Exchange coupling constant matches experimental data

Ligand groups influence magnetic interactions

Pressure induces a switch from ferromagnetic to antiferromagnetic

Abstract

In light of the potential use of single-molecule magnets (SMMs) in emerging quantum information science initiatives, we report first-principles calculations of the magnetic exchange interactions in [$\mathrm{Mn}_{3}$]$_{2}$ dimers of $\mathrm{Mn}_3$ SMMs, connected by covalently-attached organic linkers, that have been synthesized and studied experimentally by magnetochemistry and EPR spectroscopy. Energy evaluations calibrated to experimental results give the sign and order of magnitude of the exchange coupling constant ($J_{12}$) between the two $\mathrm{Mn}_{3}$ units that match with fits of magnetic susceptibility data and EPR spectra. Downfolding into the $\mathrm{Mn}$ $d$-orbital basis, Wannier function analysis has shown that magnetic interactions can be channeled by ligand groups that are bonded by van der Waals interaction and/or by the linkers via covalent bonding of specific systems, and effective tight-binding Hamiltonians are obtained.
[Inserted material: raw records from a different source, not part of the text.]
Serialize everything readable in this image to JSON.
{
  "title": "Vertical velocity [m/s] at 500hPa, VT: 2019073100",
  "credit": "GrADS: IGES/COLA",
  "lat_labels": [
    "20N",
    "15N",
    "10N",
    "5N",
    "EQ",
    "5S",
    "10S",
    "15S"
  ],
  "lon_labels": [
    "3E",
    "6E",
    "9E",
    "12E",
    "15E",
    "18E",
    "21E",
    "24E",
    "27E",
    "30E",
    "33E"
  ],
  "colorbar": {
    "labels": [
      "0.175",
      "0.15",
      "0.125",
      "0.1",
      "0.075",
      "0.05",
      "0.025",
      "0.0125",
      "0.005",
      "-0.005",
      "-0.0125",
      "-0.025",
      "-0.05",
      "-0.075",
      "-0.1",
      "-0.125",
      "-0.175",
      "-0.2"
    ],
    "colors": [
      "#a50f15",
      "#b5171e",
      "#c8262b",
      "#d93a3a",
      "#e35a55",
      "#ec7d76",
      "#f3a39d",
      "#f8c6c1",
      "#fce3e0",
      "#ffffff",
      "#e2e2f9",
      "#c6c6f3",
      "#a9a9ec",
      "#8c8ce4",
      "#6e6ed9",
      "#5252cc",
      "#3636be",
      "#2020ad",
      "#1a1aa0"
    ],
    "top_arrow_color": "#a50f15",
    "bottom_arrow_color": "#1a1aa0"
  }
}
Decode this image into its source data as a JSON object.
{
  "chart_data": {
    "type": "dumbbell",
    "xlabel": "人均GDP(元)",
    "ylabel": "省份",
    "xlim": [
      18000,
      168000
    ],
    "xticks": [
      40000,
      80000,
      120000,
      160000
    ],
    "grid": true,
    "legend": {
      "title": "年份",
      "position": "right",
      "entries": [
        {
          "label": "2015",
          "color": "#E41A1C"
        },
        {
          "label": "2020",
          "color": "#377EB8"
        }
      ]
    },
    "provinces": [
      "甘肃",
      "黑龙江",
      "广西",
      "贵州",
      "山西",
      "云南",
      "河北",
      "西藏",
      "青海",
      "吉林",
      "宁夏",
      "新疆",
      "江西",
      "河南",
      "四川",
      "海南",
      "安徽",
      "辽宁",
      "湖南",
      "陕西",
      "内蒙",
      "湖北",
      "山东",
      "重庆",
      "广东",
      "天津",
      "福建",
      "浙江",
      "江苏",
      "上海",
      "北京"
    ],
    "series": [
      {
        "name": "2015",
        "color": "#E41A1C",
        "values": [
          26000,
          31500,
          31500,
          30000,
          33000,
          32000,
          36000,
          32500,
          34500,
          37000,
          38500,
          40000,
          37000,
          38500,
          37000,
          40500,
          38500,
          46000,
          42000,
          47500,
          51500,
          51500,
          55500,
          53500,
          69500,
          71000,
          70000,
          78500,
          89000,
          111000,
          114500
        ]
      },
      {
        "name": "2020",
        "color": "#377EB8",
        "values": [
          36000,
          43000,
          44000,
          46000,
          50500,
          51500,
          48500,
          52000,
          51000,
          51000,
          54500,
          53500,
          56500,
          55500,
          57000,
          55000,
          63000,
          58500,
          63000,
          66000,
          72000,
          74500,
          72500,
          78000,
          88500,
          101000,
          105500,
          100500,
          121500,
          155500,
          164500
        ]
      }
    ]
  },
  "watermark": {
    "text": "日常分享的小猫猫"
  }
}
We call this long-range coupling that involves a group of atoms a collective exchange. Orbital projected spin density of states and alternative Wannier transformations support this observation. To assess the sensitivity of $J_{12}$ to external pressure, stress-strain curves have been investigated for both hydrostatic and uniaxial pressure, which have revealed a switch of $J_{12}$ from ferromagnetic to antiferromagnetic with increasing pressure.